The information below provides details about the Netherlands Antilles banking system, and details on opening an offshore bank account. You will find details on the laws and regulations that govern the banking system, as well as a list of local and international banks that operate in Netherlands Antilles.
Banks and other financial institutions in the Netherlands Antilles are licensed under the National Ordinance on the Supervision of Banking and Credit Institutions of 1994. Licenses are issued by the Bank of the Netherlands Antilles (the central bank). The central bank distinguishes between ‘Consolidated International Banks’ – international credit institutions, which are established in the Netherlands Antilles and through their parent company, are subject to adequate consolidated supervision by a foreign supervisory authority (i.e. supervisory authority of the parent company), and ‘Non-Consolidated International Banks’ – international credit institutions established in the Netherlands Antilles and for which the central bank acts as the primary supervisory authority.

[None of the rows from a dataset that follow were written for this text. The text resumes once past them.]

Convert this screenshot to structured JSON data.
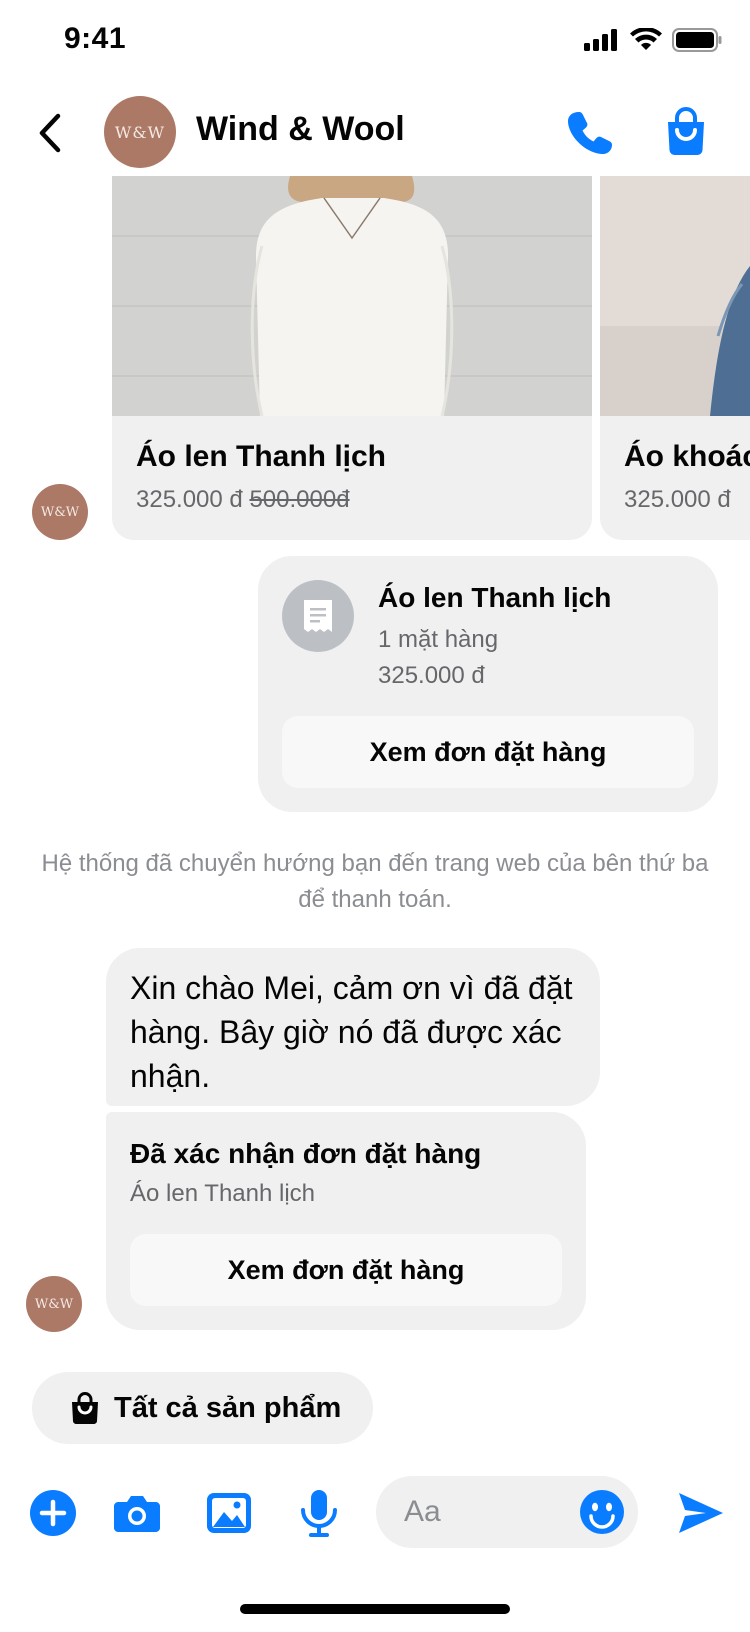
{
  "status_bar": {
    "time": "9:41"
  },
  "header": {
    "title": "Wind & Wool",
    "avatar_text": "W&W"
  },
  "products": [
    {
      "name": "Áo len Thanh lịch",
      "price": "325.000 đ",
      "old_price": "500.000đ"
    },
    {
      "name": "Áo khoác",
      "price": "325.000 đ"
    }
  ],
  "receipt": {
    "title": "Áo len Thanh lịch",
    "quantity": "1 mặt hàng",
    "price": "325.000 đ",
    "button": "Xem đơn đặt hàng"
  },
  "system_note": "Hệ thống đã chuyển hướng bạn đến trang web của bên thứ ba để thanh toán.",
  "message": "Xin chào Mei, cảm ơn vì đã đặt hàng. Bây giờ nó đã được xác nhận.",
  "confirmation": {
    "title": "Đã xác nhận đơn đặt hàng",
    "subtitle": "Áo len Thanh lịch",
    "button": "Xem đơn đặt hàng"
  },
  "quick_reply": "Tất cả sản phẩm",
  "composer": {
    "placeholder": "Aa"
  },
  "colors": {
    "accent": "#0a7cff",
    "bubble": "#f0f0f0",
    "avatar": "#ad7967"
  }
}
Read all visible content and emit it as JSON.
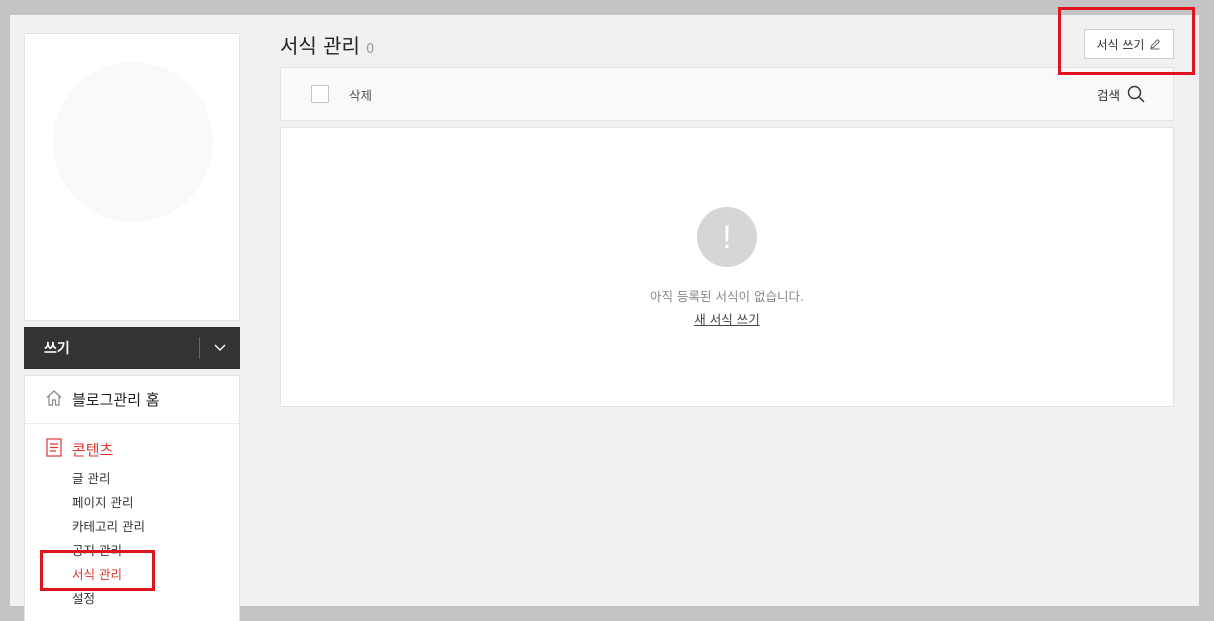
{
  "sidebar": {
    "write_label": "쓰기",
    "home_label": "블로그관리 홈",
    "section_label": "콘텐츠",
    "items": [
      {
        "label": "글 관리"
      },
      {
        "label": "페이지 관리"
      },
      {
        "label": "카테고리 관리"
      },
      {
        "label": "공지 관리"
      },
      {
        "label": "서식 관리"
      },
      {
        "label": "설정"
      }
    ]
  },
  "main": {
    "title": "서식 관리",
    "count": "0",
    "write_button": "서식 쓰기",
    "delete_label": "삭제",
    "search_label": "검색",
    "empty_message": "아직 등록된 서식이 없습니다.",
    "new_link": "새 서식 쓰기",
    "alert_glyph": "!"
  },
  "colors": {
    "accent": "#e0362f",
    "highlight": "#e0141f",
    "dark_bar": "#333333"
  }
}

The central bank further distinguishes between onshore banks – local general banks which are credit institutions operating in the Netherlands Antilles as universal banks in the legal form of a limited liability company and which are subject to the supervision of the Central Bank and which are licensed to do business with both local and foreign parties, and offshore banks, which are licensed for external business only. Offshore banks are known as International Credit Institutions and are exempt from foreign exchange controls. An offshore bank can operate either as a Netherlands Antilles limited company (NV) or as a branch.
Bank van de Nederlandse Antillen (Central Bank of Netherlands Antilles)
The Bank’s most important objectives are to maintain the external stability of the Netherlands Antillean guilder (NAG) and to promote the efficient functioning of the financial system in the Netherlands Antilles.
To realize these objectives, the Bank, as supervisory authority, has frequently recurred to credit control measures and/or to changing the discount rate.
The functions of the Bank, explicitly summed up in the Bank Charter, are:
To strengthen the Central Bank’s independent position vis-à-vis the government, the Bank Charter limits the monetary financing of budget deficits to 10% of the central government’s revenues in the previous year. This limitation must be seen in the context of an overdraft facility to meet liquidity deficits of the public sector that result from seasonal variations in government revenues.
Monetary and banking supervision
Two of the Bank’s basic tasks are to control the amount of liquid assets in circulation (monetary supervision), and to act as the supervisory body for credit and banking institutions operating in the Netherlands Antilles (prudential supervision). Furthermore, the Bank is one of the government’s main advisors on financial and economic affairs.
The monetary policy of the “Bank van de Nederlandse Antillen” during the last two decades has been geared toward promoting a stable value of the NAG with respect to the US dollar. Since 1971 the official NAG/$ rate of 1.79 has been firmly supported by the monetary authorities. The Bank’s main reason for pegging the NAG to the US dollar is that over the years, more than 60% of its international trade relations have been conducted with the United States or in US dollars. To maintain the dollar standard, the Bank must ensure a sufficient supply of foreign exchange. To manage the foreign exchange reserves of the Netherlands Antilles, the Bank in the past has exerted control over the credit extended by commercial banks.
The prudential supervision of banking and credit institutions is aimed at controlling the soundness of the financial system in the Netherlands Antilles and at safeguarding the deposits of creditors at commercial banks. This supervision is pursued mainly through the Bank’s analysis of the solvency and liquidity development of banking and credit institutions.
At end-2004, 42 offshore banks were active in the Netherlands Antilles. End-2003, their balance sheet total was about US$ 41 billion. The banks are primarily of Venezuelan and Netherlands origin. Supervision of offshore banks is identical to that exercised over onshore banks. Activities of these banks seem to focus on non- bank offshore companies. They are not permitted to have any dealings with residents.
The difference in the nature of onshore versus offshore banking lies primarily in the clientele of the institutions, and the absence of cash-based transactions in the offshore sector. Offshore banking services nonresident customers and focuses on international banking operations, consisting of services to companies (“trust” business), mutual funds, and (re)insurance companies. Nonresident legal entities, with ultimate ownership outside the Antilles, are free to perform international capital transactions with nonresidents. Since the introduction of the New Fiscal Framework with the Netherlands, differentiation in tax treatment between offshore and onshore entities no longer occurs.
Offshore banks have diverse types of business. Most are subsidiaries or branches of large financial institutions in Europe, the United States, or South America. Some banks are primarily involved in private banking and asset management, whereas others are merely loan booking offices. Some banks act as a treasurer for a larger conglomerate or have a role as a regional credit office. Funding can reflect this diversity from within the group, or from other financial institutions. All clients need to be nonresidents.